Department of Psychology, University of Newcastle, Australia

This paper presents theoretical and empirical findings of a Libertarian-Communitarian trait-like dimension of moral orientation. It is argued that each individual takes both cognitions concerning themselves as autonomous individuals, and the expectations of influential reference groups, into any context. When presented with moral stimuli, extreme Libertarian oriented individuals consistently give greater importance to individual rights, needs and welfare, and lesser importance to the needs, stability and expectations of the group and society. Conversely, extreme Communitarians give greater importance to the group and lesser importance to consequences for individuals. The Libertarian-Communitarian dimension appears theoretically related to, or may underlie, the Autonomous and Heteronomous Types of moral cognitive-developmentalism, socioanalytic moral theory, id and superego motivations, and evolutionary perspectives of moral behaviour.
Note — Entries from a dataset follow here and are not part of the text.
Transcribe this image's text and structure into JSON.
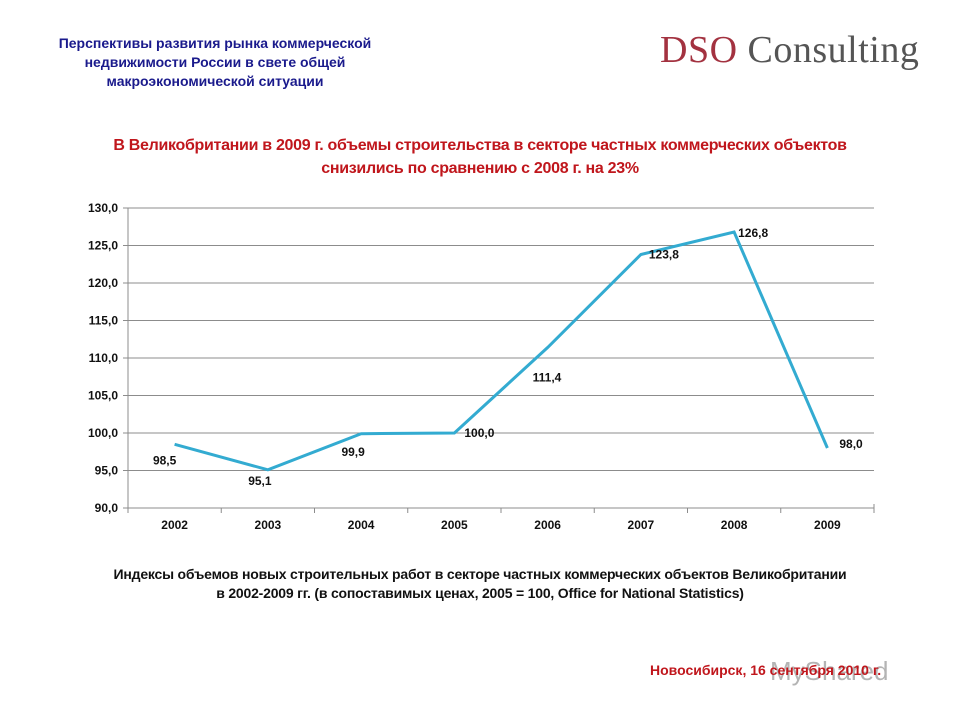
{
  "header": {
    "title_lines": [
      "Перспективы развития рынка коммерческой",
      "недвижимости России в свете общей",
      "макроэкономической ситуации"
    ],
    "logo_part1": "DSO",
    "logo_part2": " Consulting"
  },
  "headline": {
    "line1": "В Великобритании в 2009 г. объемы строительства в секторе частных коммерческих объектов",
    "line2": "снизились по сравнению с 2008 г. на 23%"
  },
  "caption": {
    "line1": "Индексы объемов новых строительных работ в секторе частных коммерческих объектов  Великобритании",
    "line2": "в 2002-2009 гг. (в сопоставимых ценах, 2005 = 100, Office  for National Statistics)"
  },
  "footer": {
    "text": "Новосибирск, 16 сентября 2010 г.",
    "watermark": "MyShared"
  },
  "colors": {
    "line": "#33abd1",
    "grid": "#8c8c8c",
    "headline": "#c0161c",
    "header": "#1a1a8c"
  },
  "chart_data": {
    "type": "line",
    "title": "В Великобритании в 2009 г. объемы строительства в секторе частных коммерческих объектов снизились по сравнению с 2008 г. на 23%",
    "categories": [
      "2002",
      "2003",
      "2004",
      "2005",
      "2006",
      "2007",
      "2008",
      "2009"
    ],
    "values": [
      98.5,
      95.1,
      99.9,
      100.0,
      111.4,
      123.8,
      126.8,
      98.0
    ],
    "labels": [
      "98,5",
      "95,1",
      "99,9",
      "100,0",
      "111,4",
      "123,8",
      "126,8",
      "98,0"
    ],
    "yticks": [
      "90,0",
      "95,0",
      "100,0",
      "105,0",
      "110,0",
      "115,0",
      "120,0",
      "125,0",
      "130,0"
    ],
    "ylim": [
      90,
      130
    ],
    "xlabel": "",
    "ylabel": "",
    "grid": true,
    "legend": "none"
  }
}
Empirically, a moral dilemma styled psychometric measure of the dimension was developed and administered in a number of studies to over 7,500 respondents. The dimension was found to be related to authoritarianism, religiosity, the Schwartz value types of Hedonism and Conformity, Factor G (Expedient/Rule-Conscious) of the Sixteen Personality Factors Questionnaire, but unrelated to a measure of Empathy. Part 2 of this paper explores a typology generated by the orthogonality of the Libertarian-Communitarian dimension and Empathy.